Intervista al Cardinale Bagnasco – Don Angelo, Agesci e le verità profonde dell’Uomo

A cura di Marco Scarfò e Francesco Bavassano

 

Il Cardinale ci accoglie sereno, di ritorno da uno dei suoi giri per i vicoli, nel cortile silenzioso dell’Episcopio, a pochi metri dal brulichio delle vie del centro di Genova.

Con noi di SIL c’è la Responsabile regionale Anna Risso, per i saluti da parte di Agesci Liguria. L’Arcivescovo uscente di Genova, visto da vicino, torna per alcune ore il bambino che giocava tra le macerie della guerra in piazza Sarzano, il Don Angelo giovane assistente ecclesiastico scout nei tumultuosi anni ’70, il pastore con uno sguardo profondo sulle vicende umane, il genovese che ama visceralmente la sua città. Un’ampia chiacchierata nella quale il Cardinale ci consegna in pochi tratti il compimento della sua esperienza pastorale, anche in relazione al passato e al futuro di Agesci.

Come si sente nel lasciare la guida pastorale della Diocesi?
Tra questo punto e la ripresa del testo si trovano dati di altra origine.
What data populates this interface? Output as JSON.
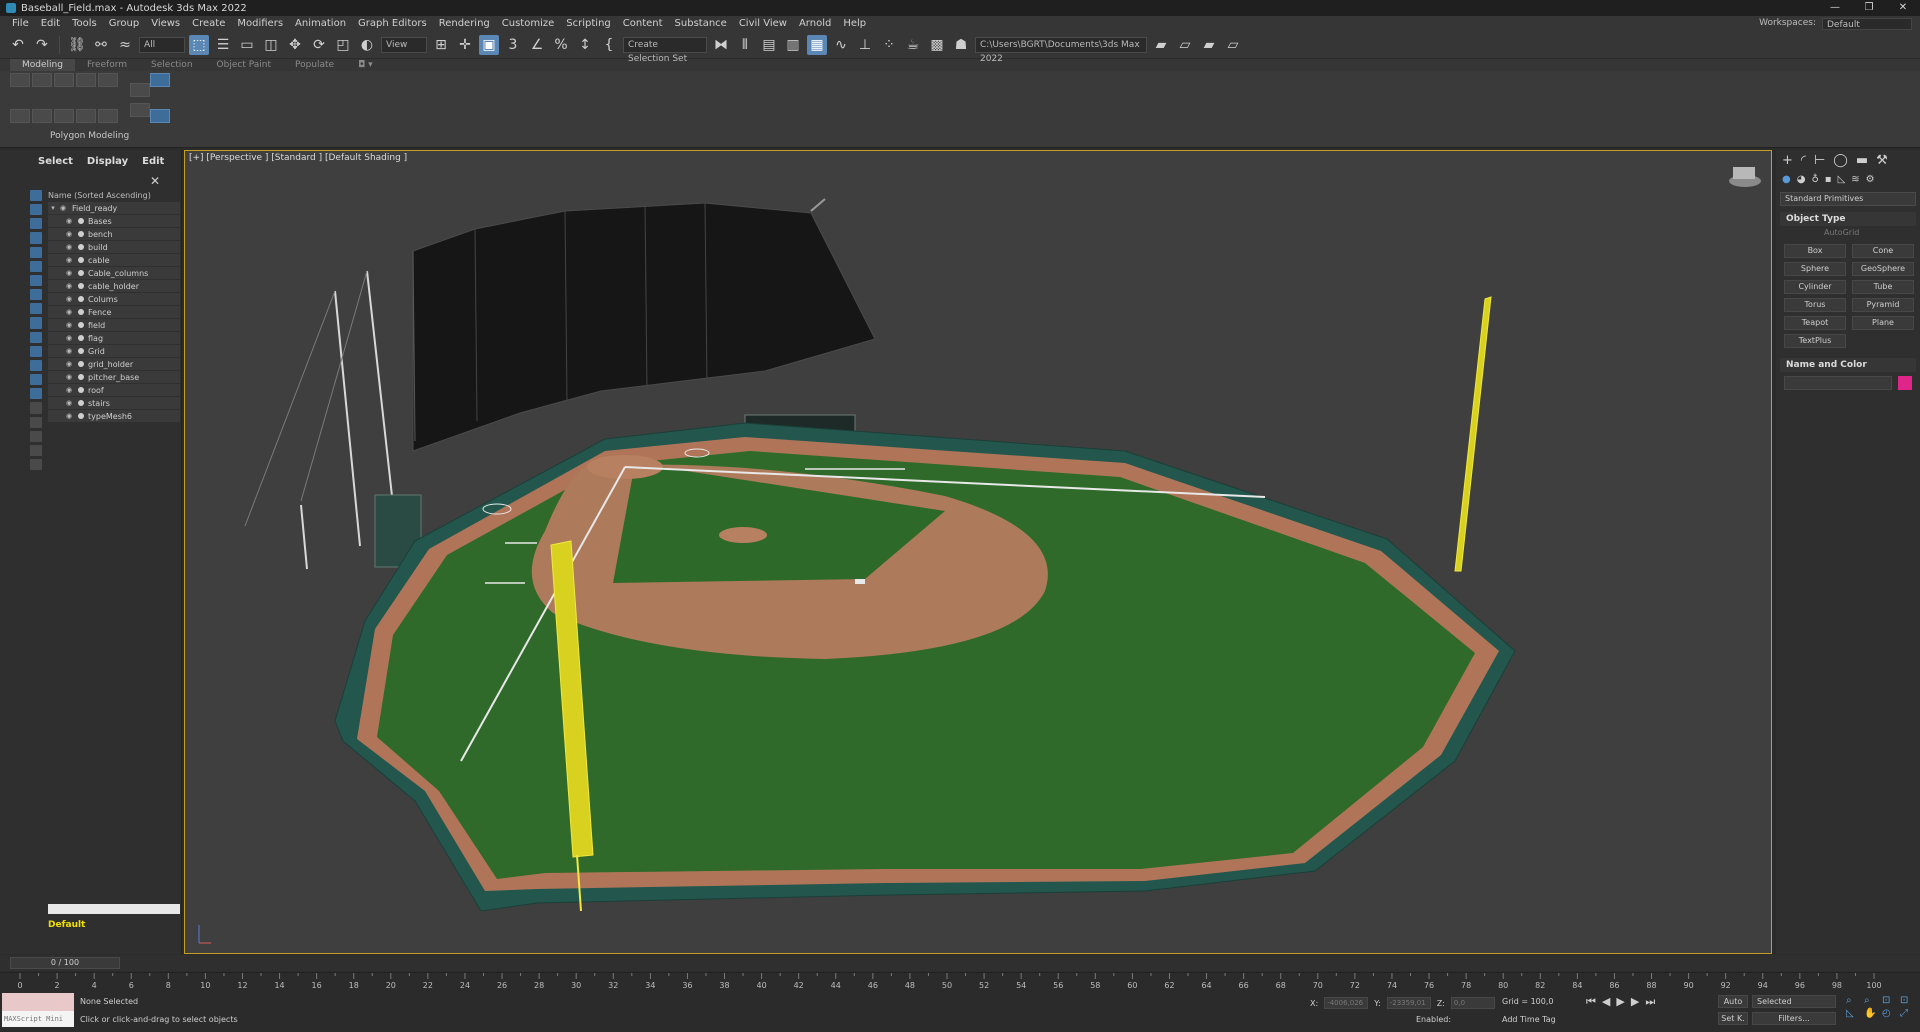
{
  "window": {
    "title": "Baseball_Field.max - Autodesk 3ds Max 2022",
    "minimize": "—",
    "maximize": "❐",
    "close": "✕"
  },
  "menu": {
    "items": [
      "File",
      "Edit",
      "Tools",
      "Group",
      "Views",
      "Create",
      "Modifiers",
      "Animation",
      "Graph Editors",
      "Rendering",
      "Customize",
      "Scripting",
      "Content",
      "Substance",
      "Civil View",
      "Arnold",
      "Help"
    ],
    "workspaces_label": "Workspaces:",
    "workspaces_value": "Default"
  },
  "toolbar": {
    "filter_value": "All",
    "refcoord_value": "View",
    "selection_set_value": "Create Selection Set",
    "project_path": "C:\\Users\\BGRT\\Documents\\3ds Max 2022"
  },
  "ribbon": {
    "tabs": [
      "Modeling",
      "Freeform",
      "Selection",
      "Object Paint",
      "Populate"
    ],
    "active_tab": "Modeling",
    "panel_label": "Polygon Modeling"
  },
  "explorer": {
    "tabs": [
      "Select",
      "Display",
      "Edit"
    ],
    "column_header": "Name (Sorted Ascending)",
    "root": "Field_ready",
    "children": [
      "Bases",
      "bench",
      "build",
      "cable",
      "Cable_columns",
      "cable_holder",
      "Colums",
      "Fence",
      "field",
      "flag",
      "Grid",
      "grid_holder",
      "pitcher_base",
      "roof",
      "stairs",
      "typeMesh6"
    ],
    "layer": "Default"
  },
  "viewport": {
    "label": "[+] [Perspective ] [Standard ] [Default Shading ]"
  },
  "command_panel": {
    "category": "Standard Primitives",
    "object_type_title": "Object Type",
    "autogrid": "AutoGrid",
    "buttons": [
      "Box",
      "Cone",
      "Sphere",
      "GeoSphere",
      "Cylinder",
      "Tube",
      "Torus",
      "Pyramid",
      "Teapot",
      "Plane",
      "TextPlus"
    ],
    "name_color_title": "Name and Color",
    "color": "#e0258a"
  },
  "timeline": {
    "frame_display": "0 / 100",
    "ticks": [
      0,
      2,
      4,
      6,
      8,
      10,
      12,
      14,
      16,
      18,
      20,
      22,
      24,
      26,
      28,
      30,
      32,
      34,
      36,
      38,
      40,
      42,
      44,
      46,
      48,
      50,
      52,
      54,
      56,
      58,
      60,
      62,
      64,
      66,
      68,
      70,
      72,
      74,
      76,
      78,
      80,
      82,
      84,
      86,
      88,
      90,
      92,
      94,
      96,
      98,
      100
    ]
  },
  "status": {
    "maxscript": "MAXScript Mini",
    "selection": "None Selected",
    "prompt": "Click or click-and-drag to select objects",
    "x_label": "X:",
    "x_value": "-4006,026",
    "y_label": "Y:",
    "y_value": "-23359,01",
    "z_label": "Z:",
    "z_value": "0,0",
    "grid": "Grid = 100,0",
    "enabled": "Enabled:",
    "add_time_tag": "Add Time Tag",
    "auto_key": "Auto",
    "set_key": "Set K.",
    "selected": "Selected",
    "filters": "Filters..."
  }
}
Gli anni scorrono velocemente nella vita e questo è giusto e normale, ma è anche bello che la vita terrena passi, perché tutto quello che noi viviamo, per la sua bellezza e per la sua drammaticità, è sempre incompiuto, e quindi procedere verso il tratto finale della vita terrena significa procedere verso il compimento. C’è soprattutto la prospettiva di Dio che raccoglie tutto il bene di una vita, purifica il male e compie il bene, perché senza il grande Bene non esistono neppure i piccoli beni terreni. Questo porta alla pienezza l’amore, la vita degli affetti, il bene nel lavoro, nella società, nelle relazioni. Poi, quando uno nella vita non cerca nulla, un sacerdote o un vescovo in particolare, e non manovra nulla per arrivarci, questo dona maggiore libertà rispetto alle cose che vengono incontro, sia nell’accoglierle sia nel lasciarle, perché non ti sei affannato come fosse la tua finalità. Tuttavia, questa maggiore libertà di prendere e di lasciare non rende indifferenti e insensibili. Sono molto sereno e grato a Dio di quello che mi ha dato di vivere: non ho cercato di raggiungere nulla, ma allo stesso tempo non sono indifferente a niente: la libertà di ciascuno nella fede non viene negata, semmai elevata.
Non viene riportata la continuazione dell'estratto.